SB 521

84(R) - 2015
Senate Agriculture, Water & Rural Affairs
Senate Agriculture, Water & Rural Affairs
Natural Resources
Property Rights

Vote Recommendation

  • Neutral
  • Negative
  • Neutral
  • Negative
  • Neutral


Troy Fraser

Bill Caption

Relating to the period for which the Texas Commission on Environmental Quality may grant or renew an emergency authorization relating to the use of state water.

Fiscal Notes

No significant fiscal implication to the State is anticipated.

Bill Analysis

SB 521, if passed, would modify the Water Code (Section 11.139) by changing the length of the time periods of emergency authorization granted by the Texas Commission on Environmental Quality. Emergency authorization is enacted in times of drought to better manage water resources.

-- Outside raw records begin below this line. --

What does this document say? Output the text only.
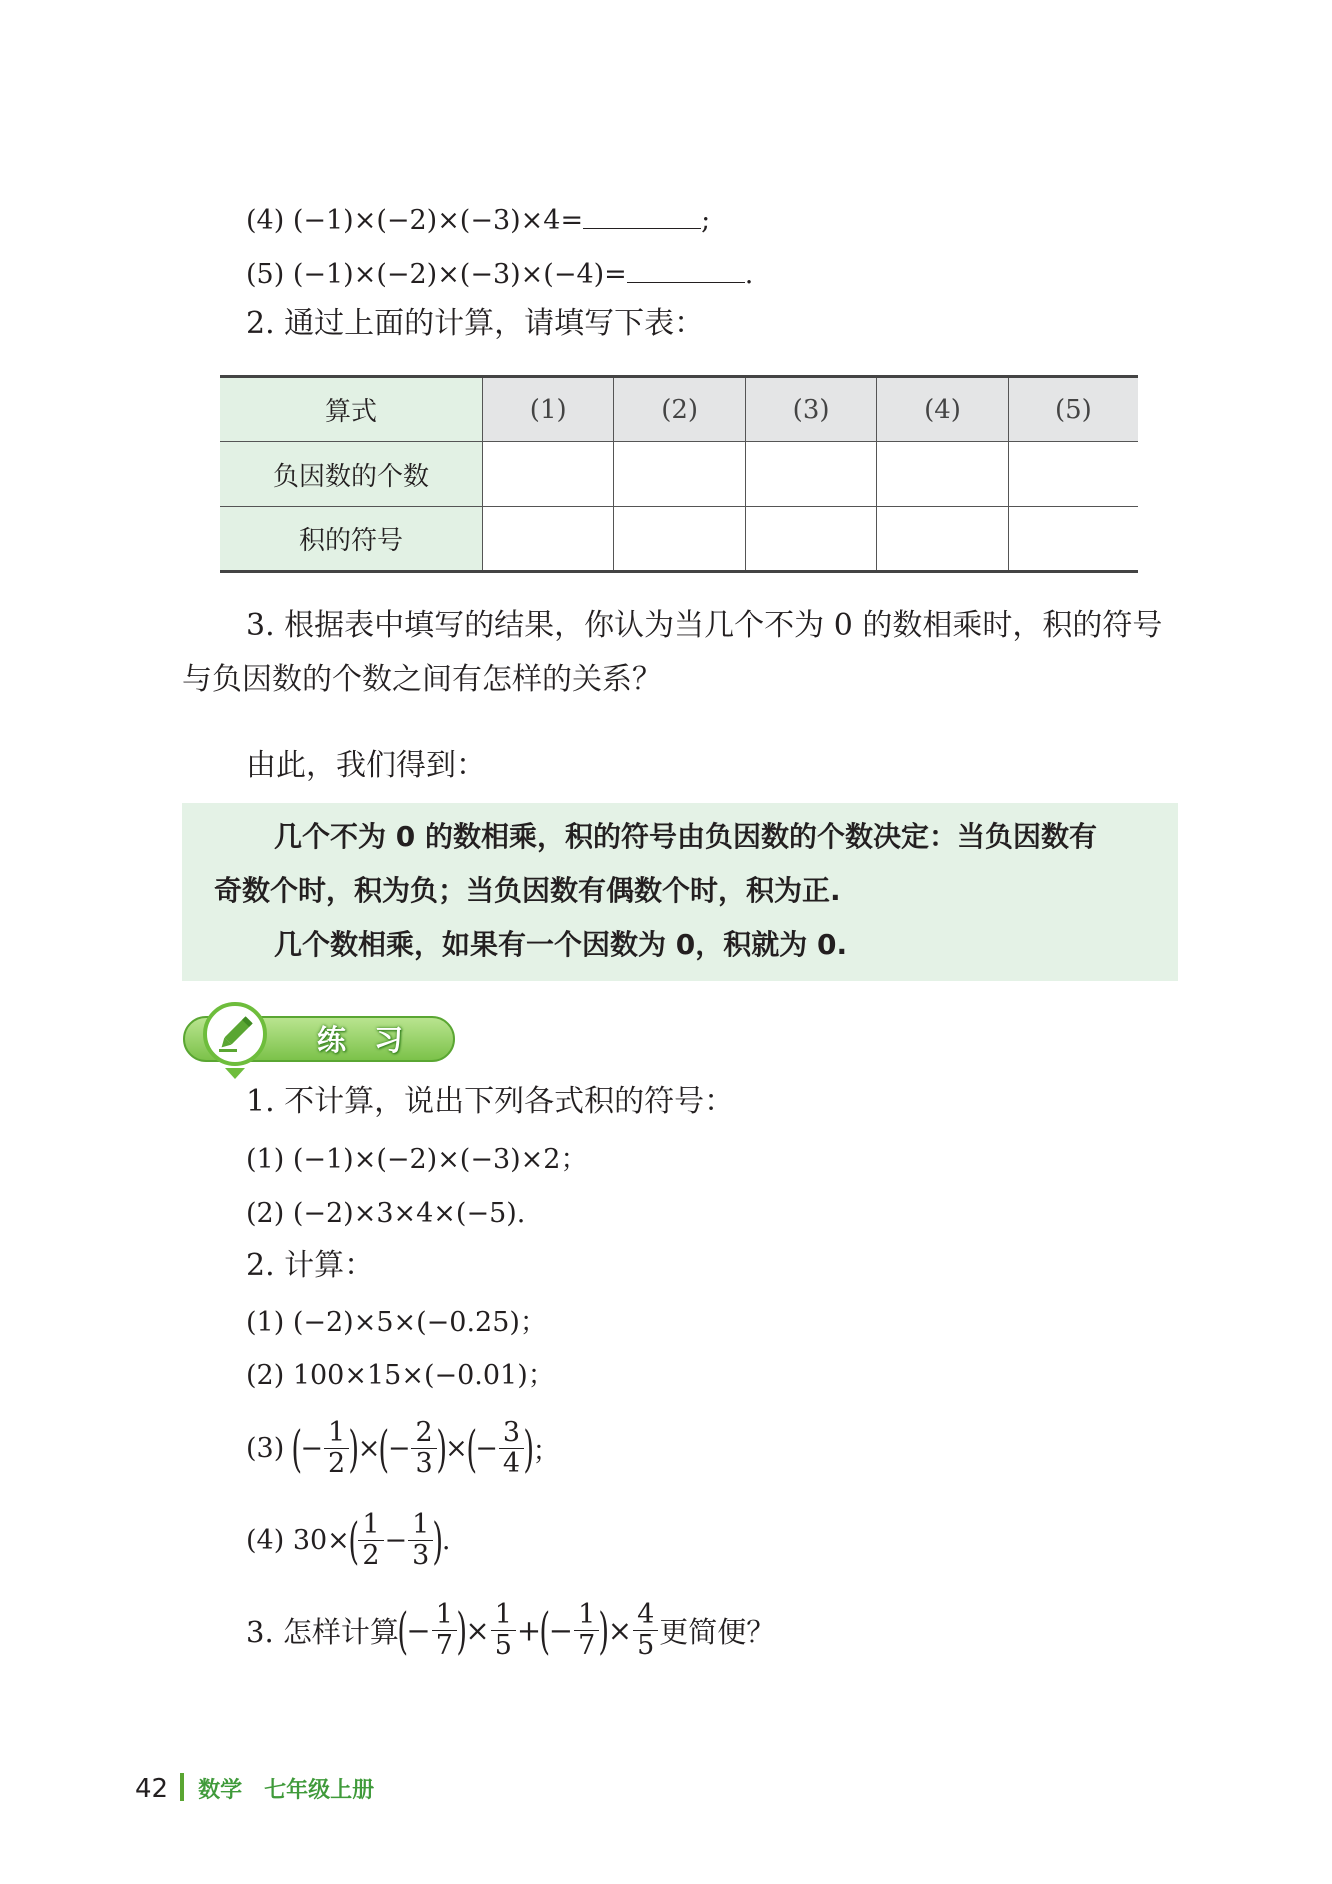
(4) (−1)×(−2)×(−3)×4=	;
(5) (−1)×(−2)×(−3)×(−4)=	.
2. 通过上面的计算，请填写下表：
算式	(1)	(2)	(3)	(4)	(5)
负因数的个数					
积的符号					
3. 根据表中填写的结果，你认为当几个不为 0 的数相乘时，积的符号
与负因数的个数之间有怎样的关系？
由此，我们得到：

几个不为 0 的数相乘，积的符号由负因数的个数决定：当负因数有

奇数个时，积为负；当负因数有偶数个时，积为正.

几个数相乘，如果有一个因数为 0，积就为 0.

练习
1. 不计算，说出下列各式积的符号：
(1) (−1)×(−2)×(−3)×2；
(2) (−2)×3×4×(−5).
2. 计算：
(1) (−2)×5×(−0.25)；
(2) 100×15×(−0.01)；
(3) (− $\frac{1}{2}$ )×(− $\frac{2}{3}$ )×(− $\frac{3}{4}$ )；
(4) $30\times( \frac{1}{2} - \frac{1}{3}$ ).
3. 怎样计算(− $\frac{1}{7}$ )× $\frac{1}{5}$ +(− $\frac{1}{7}$ )× $\frac{4}{5}$ 更简便？
42 数学　七年级上册
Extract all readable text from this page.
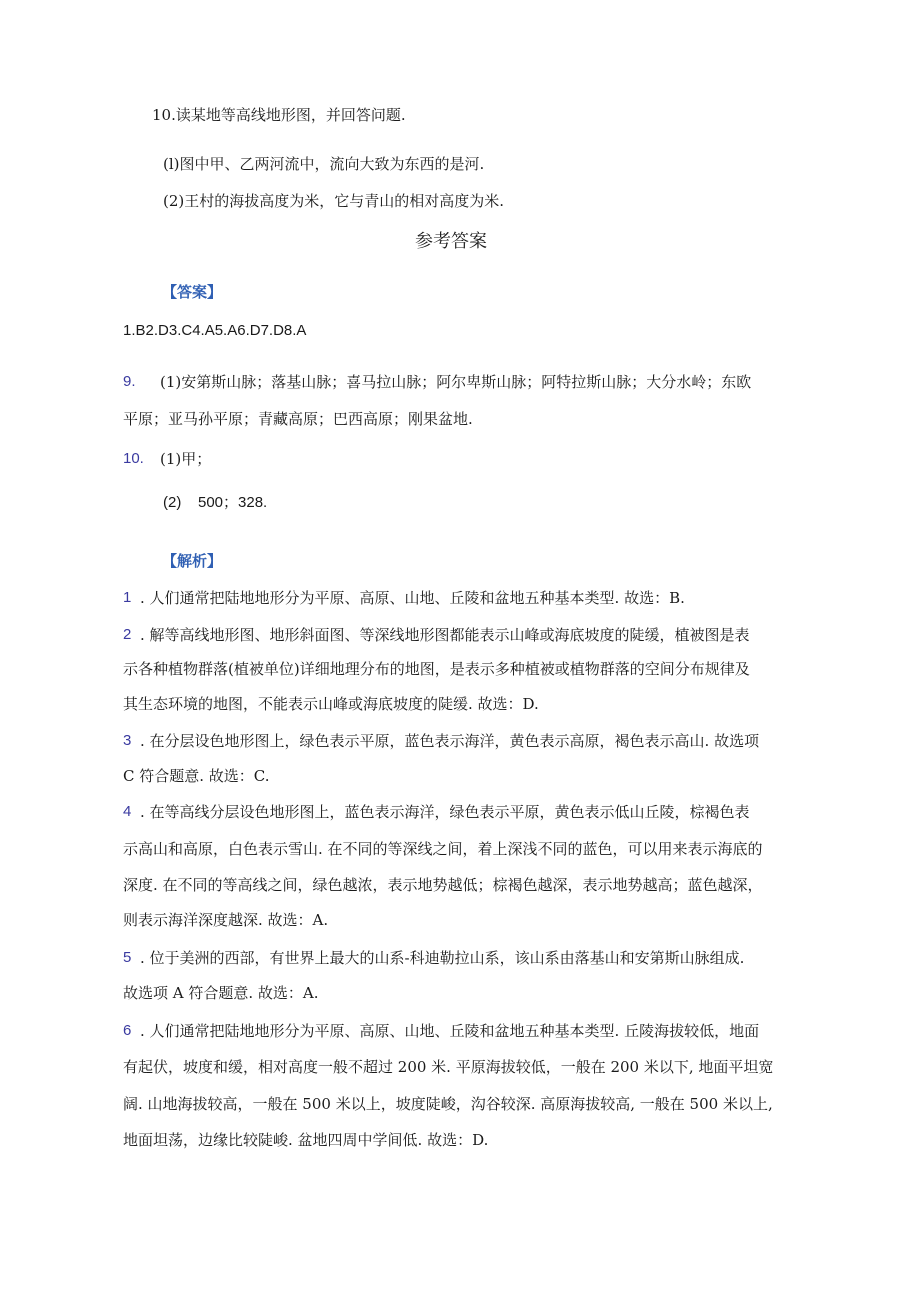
10.读某地等高线地形图，并回答问题.
(l)图中甲、乙两河流中，流向大致为东西的是河.
(2)王村的海拔高度为米，它与青山的相对高度为米.
参考答案
【答案】
1.B2.D3.C4.A5.A6.D7.D8.A
9. (1)安第斯山脉；落基山脉；喜马拉山脉；阿尔卑斯山脉；阿特拉斯山脉；大分水岭；东欧
平原；亚马孙平原；青藏高原；巴西高原；刚果盆地.
10. (1)甲；
(2)    500；328.
【解析】
1 . 人们通常把陆地地形分为平原、高原、山地、丘陵和盆地五种基本类型. 故选：B.
2 . 解等高线地形图、地形斜面图、等深线地形图都能表示山峰或海底坡度的陡缓，植被图是表
示各种植物群落(植被单位)详细地理分布的地图，是表示多种植被或植物群落的空间分布规律及
其生态环境的地图，不能表示山峰或海底坡度的陡缓. 故选：D.
3 . 在分层设色地形图上，绿色表示平原，蓝色表示海洋，黄色表示高原，褐色表示高山. 故选项
C 符合题意. 故选：C.
4 . 在等高线分层设色地形图上，蓝色表示海洋，绿色表示平原，黄色表示低山丘陵，棕褐色表
示高山和高原，白色表示雪山. 在不同的等深线之间，着上深浅不同的蓝色，可以用来表示海底的
深度. 在不同的等高线之间，绿色越浓，表示地势越低；棕褐色越深，表示地势越高；蓝色越深，
则表示海洋深度越深. 故选：A.
5 . 位于美洲的西部，有世界上最大的山系-科迪勒拉山系，该山系由落基山和安第斯山脉组成.
故选项 A 符合题意. 故选：A.
6 . 人们通常把陆地地形分为平原、高原、山地、丘陵和盆地五种基本类型. 丘陵海拔较低，地面
有起伏，坡度和缓，相对高度一般不超过 200 米. 平原海拔较低，一般在 200 米以下, 地面平坦宽
阔. 山地海拔较高，一般在 500 米以上，坡度陡峻，沟谷较深. 高原海拔较高, 一般在 500 米以上,
地面坦荡，边缘比较陡峻. 盆地四周中学间低. 故选：D.
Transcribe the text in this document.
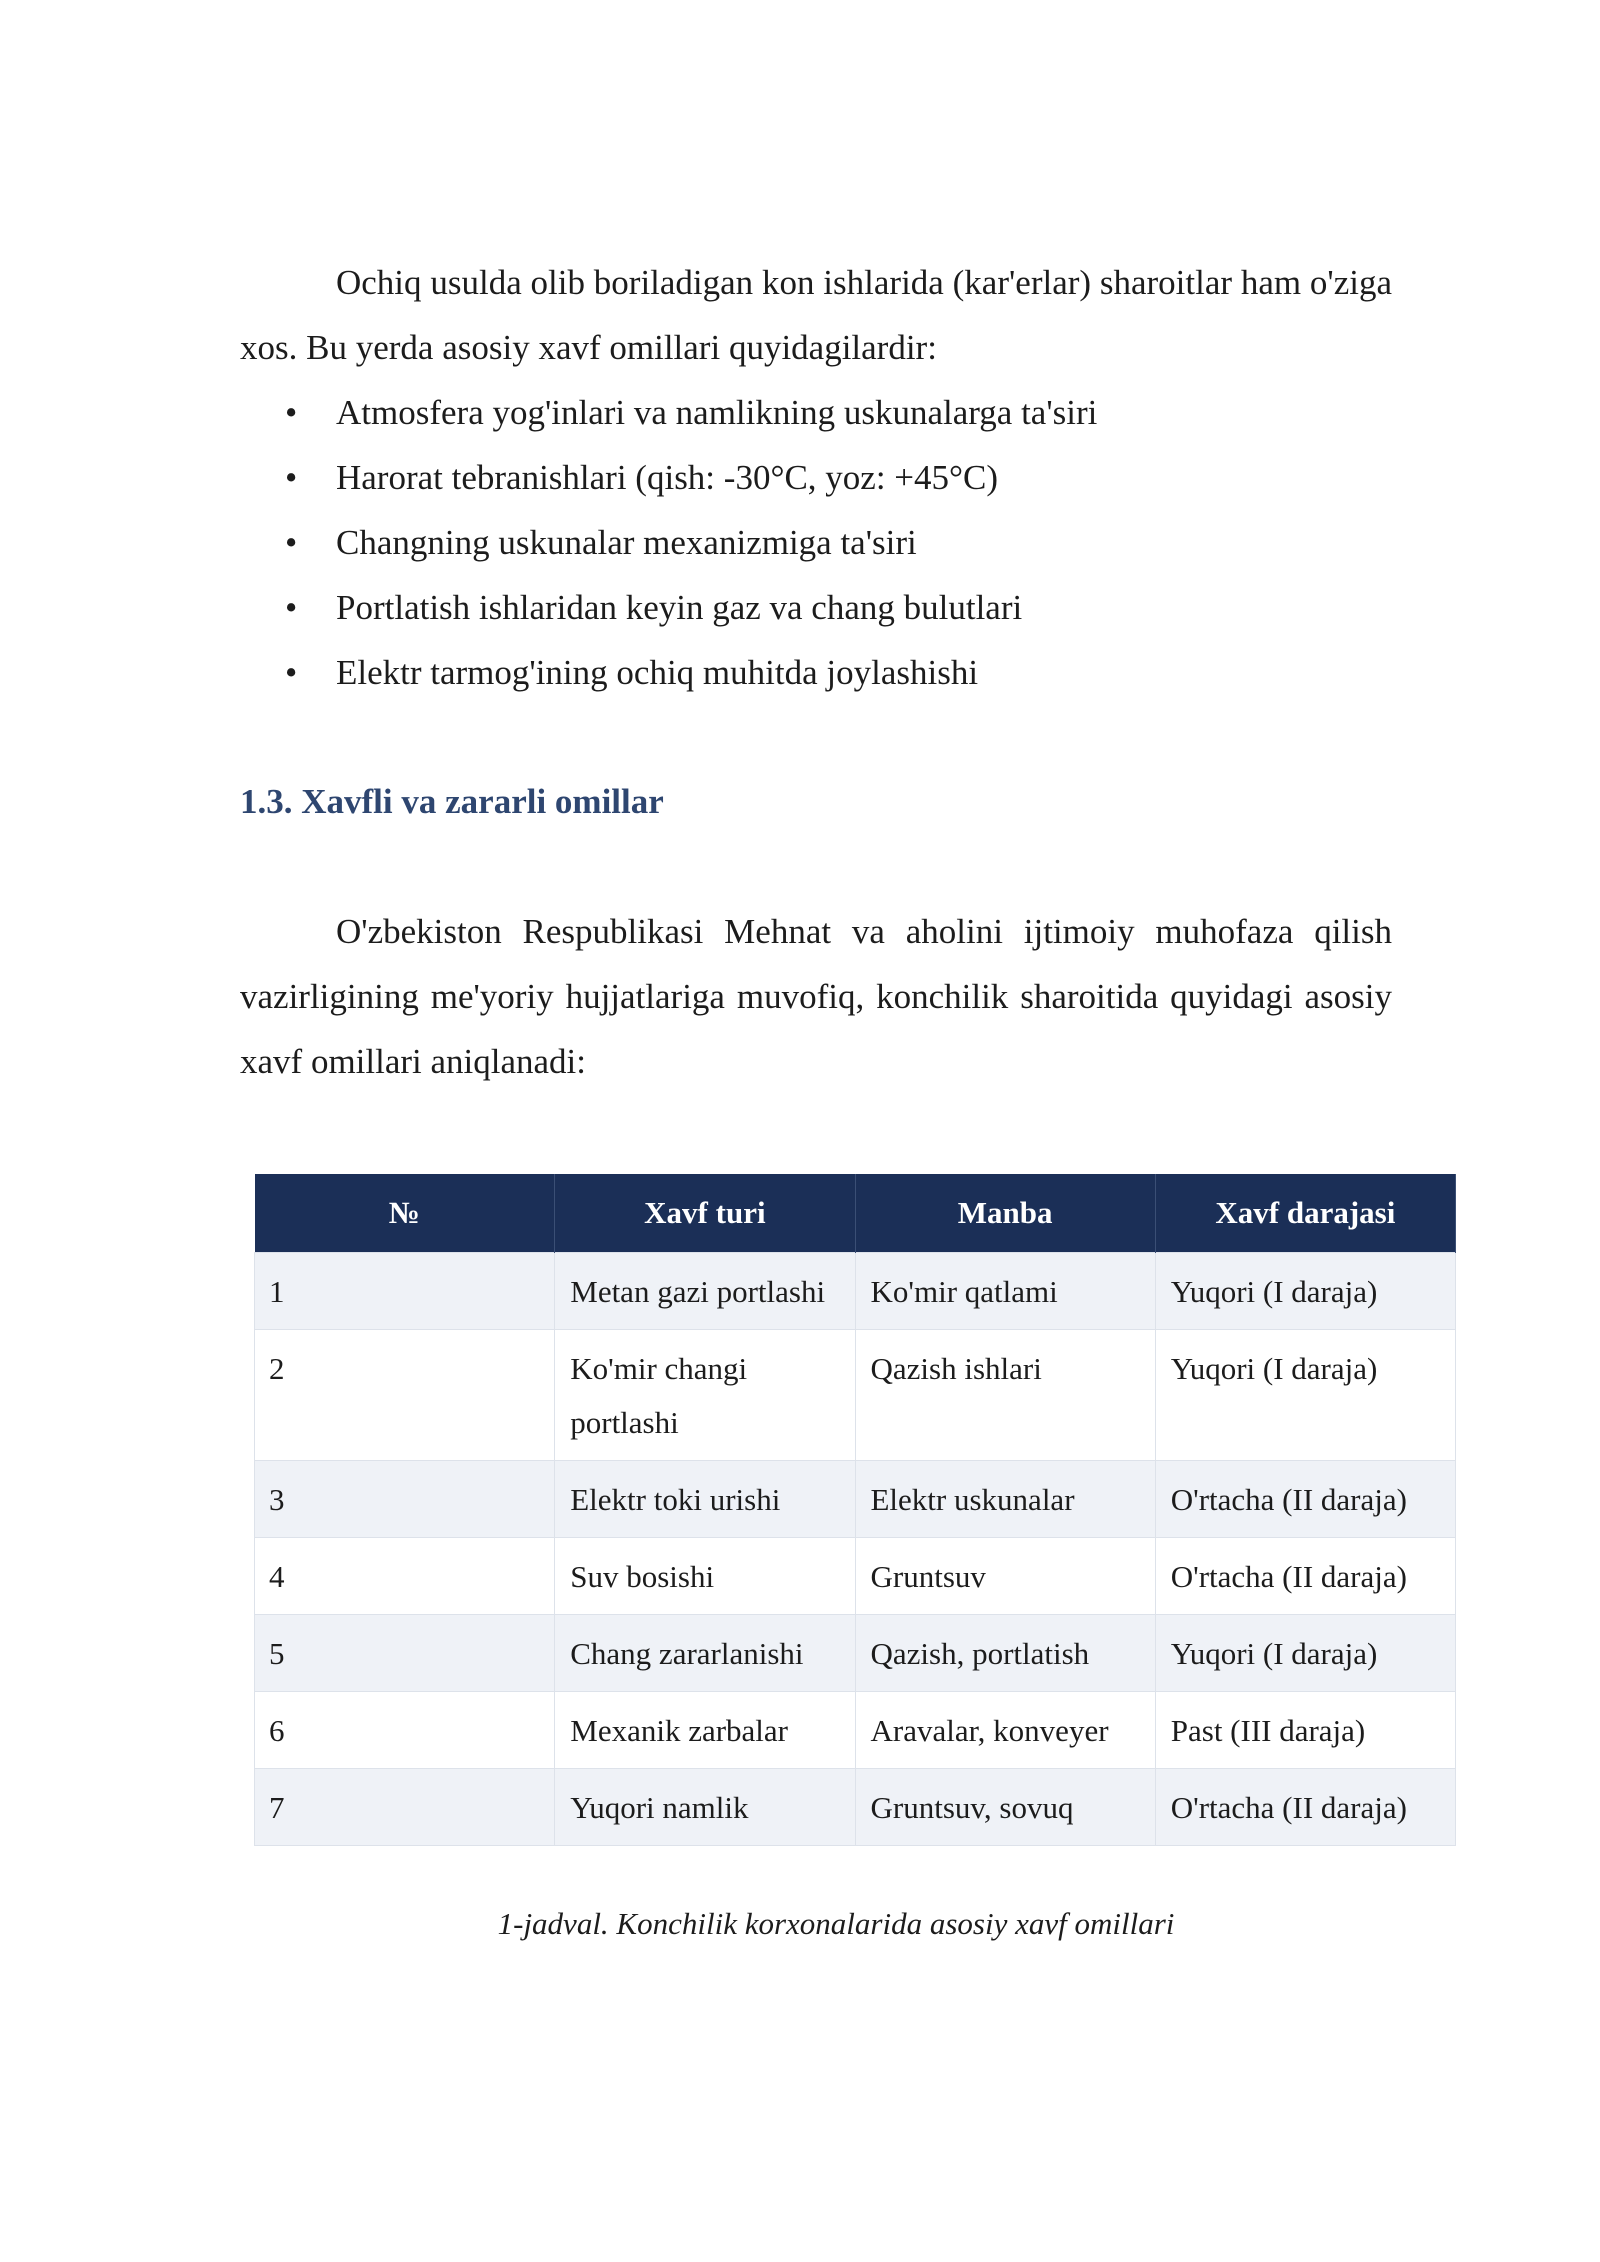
Ochiq usulda olib boriladigan kon ishlarida (kar'erlar) sharoitlar ham o'ziga xos. Bu yerda asosiy xavf omillari quyidagilardir:

• Atmosfera yog'inlari va namlikning uskunalarga ta'siri
• Harorat tebranishlari (qish: -30°C, yoz: +45°C)
• Changning uskunalar mexanizmiga ta'siri
• Portlatish ishlaridan keyin gaz va chang bulutlari
• Elektr tarmog'ining ochiq muhitda joylashishi
1.3. Xavfli va zararli omillar

O'zbekiston Respublikasi Mehnat va aholini ijtimoiy muhofaza qilish vazirligining me'yoriy hujjatlariga muvofiq, konchilik sharoitida quyidagi asosiy xavf omillari aniqlanadi:

№	Xavf turi	Manba	Xavf darajasi
1	Metan gazi portlashi	Ko'mir qatlami	Yuqori (I daraja)
2	Ko'mir changi portlashi	Qazish ishlari	Yuqori (I daraja)
3	Elektr toki urishi	Elektr uskunalar	O'rtacha (II daraja)
4	Suv bosishi	Gruntsuv	O'rtacha (II daraja)
5	Chang zararlanishi	Qazish, portlatish	Yuqori (I daraja)
6	Mexanik zarbalar	Aravalar, konveyer	Past (III daraja)
7	Yuqori namlik	Gruntsuv, sovuq	O'rtacha (II daraja)
1-jadval. Konchilik korxonalarida asosiy xavf omillari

Currently, the initial emergency authorization lasts for a period of 120 days and subsequent emergency authorization for a period of 60 days. SB 521 would extend these periods so that initial authorization would last for a period of two years and subsequent authorization for one year.

Also, subsequent authorization may only be issued once under current code. SB 521 would allow multiple subsequent authorizations and would allow the TCEQ to make these authorizations automatic.

EDIT: The house committee version of SB 521 cleans up some of the changes which would have been introduced in the original version of the bill, namely the second section, dealing with renewal of authorization. The house version still retains the proposed change from 120 days to 270 days emergency authorization.

Vote Recommendation Notes

5/24/2015 update:

No changes were made in House committee. The second chamber sponsor is Representative Jim Keffer.

First chamber recommendation:

Although appropriate management of water resources in Texas is an important, SB 521 would go too far in its potential restrictions of water use. Potentially the Texas Commission on Environmental Quality could condemn an area to stringent restrictions independent of actual environmental conditions in a given area. It is not reasonable to assume that the TCEQ can make predictions regarding hydrological conditions for a given area two years in advance. Such an assumption is empirically unsound. Nor is it reasonable to grant the TCEQ authority to make re authorizations automatic and of an indefinite length of time.

It is our view that SB 521 is an unwarranted expansion of state power and a potential source of property rights abuse, though the intent is laudable enough. On these grounds we oppose SB 521.